Culture has many different layers (Alexander, 2000) for example British, English and Cornish have one culture compared to the Mediterranean culture in Croatia gives greater complexity on how their culture is portrayed (Campbell-Barr and Bogatic, 2017). In addition to the geographical forms of culture each country has to consider gender, social class, religion, ethnicity etc (Campbell-Barr and Bogatic, 2017). Fleer (2006) believes that people should consider how society and culture influence the development of children. Further research needs to be developed to be able to move beyond the western pedagogy of child centred teaching and learning (Fleer, 2006). As child-centred play is built on the belief that play fits the child, compared to the child fitting the play (Screech, 2009, p.76). Children’s needs are not culturally shaped, they are universally decided (Wells, 2015, p.216). Nordic countries recognise childhood as a distinct cultural group by engaging in their own activities and rituals play is a characteristic of the Nordic approach (Wells, 2015).
Play is a common attribute to a child’s way of life (Brooker and Woodhead, 2013). It is about how they play and the themes they adopt may be culture-specific (Smidt, 2006, p.52). According to Brooker and Woodhead (2013) play is a contributing factor to a child’s development and due to this it is now encouraged in both family settings and preschools. Play is seen to be a ‘child’s work’ in that they play and their toys are their tools (Cross, 1997). Every type of play can help develop a child in contributing to a growing child’s skills and competences (Brooker and Woodhead, 2013). By giving children opportunities to play it provides them with agency (Brooker and Woodhead, 2013). In comparison Wells (2015) believes though that everything needs to be productive which undermines the role of play. Although Erikson viewed play as growth enhancing (Wells, 2015, p.119).
The dominant cultural values, beliefs and aspirations of society can determine what education and play should truly look like (Wood, 2010, p.13). The culture of the setting can determine what they are allowed to play with or not (Wood, 2010, p.13). A setting should provide ‘challenging and appropriate play-based content reflecting individual needs’ (DfES, 2007, P.8). However, the quality of play is to be followed in relation to ‘learning as acquisition’. Practitioners are to follow different pedological approaches which involve adult-led and child-initiated activities as well as ‘free’ and structured play (Wood, 2010, p.16).
In conclusion globalisation is always been affecting and is still is affecting Early Childhood Education and Care. It has had a big impact on how it shares its views internationally. It is something that always is being looked at on how we should have high care and education for children.
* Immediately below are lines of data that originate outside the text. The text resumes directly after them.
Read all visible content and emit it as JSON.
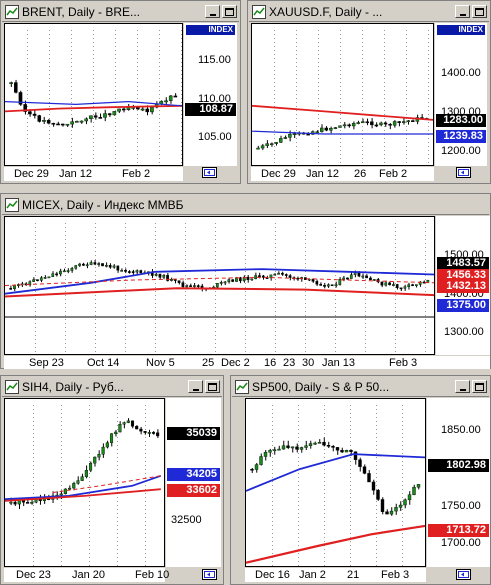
{
  "windows": [
    {
      "id": "brent",
      "title": "BRENT, Daily - BRE...",
      "scale_header": "INDEX",
      "ticks": [
        "115.00",
        "110.00",
        "105.00"
      ],
      "price_labels": [
        {
          "text": "108.87",
          "bg": "#000000",
          "fg": "#ffffff"
        }
      ],
      "x_labels": [
        "Dec 29",
        "Jan 12",
        "Feb 2"
      ]
    },
    {
      "id": "xauusd",
      "title": "XAUUSD.F, Daily - ...",
      "scale_header": "INDEX",
      "ticks": [
        "1400.00",
        "1300.00",
        "1200.00"
      ],
      "price_labels": [
        {
          "text": "1283.00",
          "bg": "#000000",
          "fg": "#ffffff"
        },
        {
          "text": "1239.83",
          "bg": "#1f2ad6",
          "fg": "#ffffff"
        }
      ],
      "x_labels": [
        "Dec 29",
        "Jan 12",
        "26",
        "Feb 2"
      ]
    },
    {
      "id": "micex",
      "title": "MICEX, Daily - Индекс ММВБ",
      "ticks": [
        "1500.00",
        "1400.00",
        "1300.00"
      ],
      "price_labels": [
        {
          "text": "1483.57",
          "bg": "#000000",
          "fg": "#ffffff"
        },
        {
          "text": "1456.33",
          "bg": "#e02020",
          "fg": "#ffffff"
        },
        {
          "text": "1432.13",
          "bg": "#e02020",
          "fg": "#ffffff"
        },
        {
          "text": "1375.00",
          "bg": "#1f2ad6",
          "fg": "#ffffff"
        }
      ],
      "x_labels": [
        "Sep 23",
        "Oct 14",
        "Nov 5",
        "25",
        "Dec 2",
        "16",
        "23",
        "30",
        "Jan 13",
        "Feb 3"
      ]
    },
    {
      "id": "sih4",
      "title": "SIH4, Daily - Руб...",
      "ticks": [
        "32500"
      ],
      "price_labels": [
        {
          "text": "35039",
          "bg": "#000000",
          "fg": "#ffffff"
        },
        {
          "text": "34205",
          "bg": "#1f2ad6",
          "fg": "#ffffff"
        },
        {
          "text": "33602",
          "bg": "#e02020",
          "fg": "#ffffff"
        }
      ],
      "x_labels": [
        "Dec 23",
        "Jan 20",
        "Feb 10"
      ]
    },
    {
      "id": "sp500",
      "title": "SP500, Daily - S & P 50...",
      "ticks": [
        "1850.00",
        "1750.00",
        "1700.00"
      ],
      "price_labels": [
        {
          "text": "1802.98",
          "bg": "#000000",
          "fg": "#ffffff"
        },
        {
          "text": "1713.72",
          "bg": "#e02020",
          "fg": "#ffffff"
        }
      ],
      "x_labels": [
        "Dec 16",
        "Jan 2",
        "21",
        "Feb 3"
      ]
    }
  ],
  "colors": {
    "bull_candle": "#1a8a1a",
    "bear_candle": "#000000",
    "ma_blue": "#1f2ad6",
    "ma_red": "#e02020",
    "title_bar": "#d4d0c8"
  }
}
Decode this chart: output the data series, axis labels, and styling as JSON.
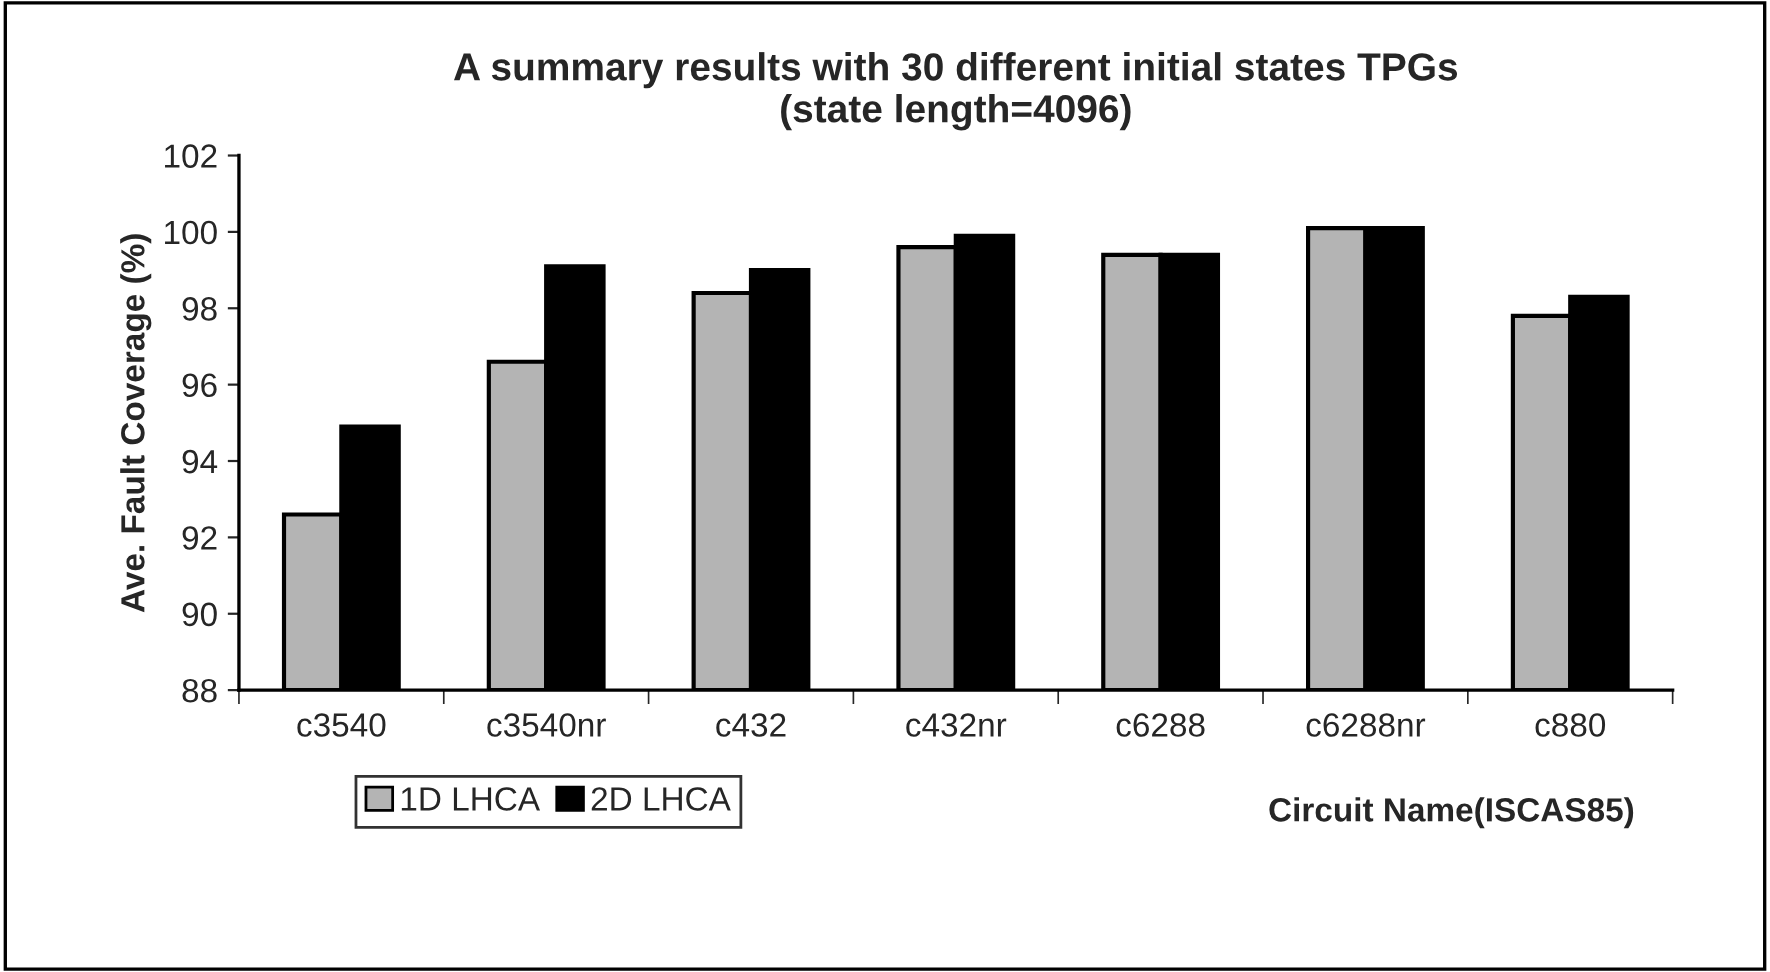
{
  "chart_data": {
    "type": "bar",
    "title": "A summary results with 30 different initial states TPGs\n(state length=4096)",
    "xlabel": "Circuit Name(ISCAS85)",
    "ylabel": "Ave. Fault Coverage (%)",
    "categories": [
      "c3540",
      "c3540nr",
      "c432",
      "c432nr",
      "c6288",
      "c6288nr",
      "c880"
    ],
    "series": [
      {
        "name": "1D LHCA",
        "color": "#b4b4b4",
        "values": [
          92.6,
          96.6,
          98.4,
          99.6,
          99.4,
          100.1,
          97.8
        ]
      },
      {
        "name": "2D LHCA",
        "color": "#000000",
        "values": [
          94.9,
          99.1,
          99.0,
          99.9,
          99.4,
          100.1,
          98.3
        ]
      }
    ],
    "ylim": [
      88,
      102
    ],
    "yticks": [
      88,
      90,
      92,
      94,
      96,
      98,
      100,
      102
    ],
    "grid": false,
    "legend": "bottom left"
  }
}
Culture and pedagogy have a clear link to one another and influence the way play is portrayed for children. Play generates culture that is separate from the adult world. Play allows children to express themselves in many ways as well as helping their learning and development. Children’s rights should be made clear to every child and adult to ensure that the child’s rights are put in to place. Consideration needs to be taken when other countries are involved as their values may vary. The quality of care and education is important to make sure that children are doing what they should be for the age to be kept safe. Children need that stability to be able to play in line with along with their cultural beliefs and pedagogical views that they are a part of.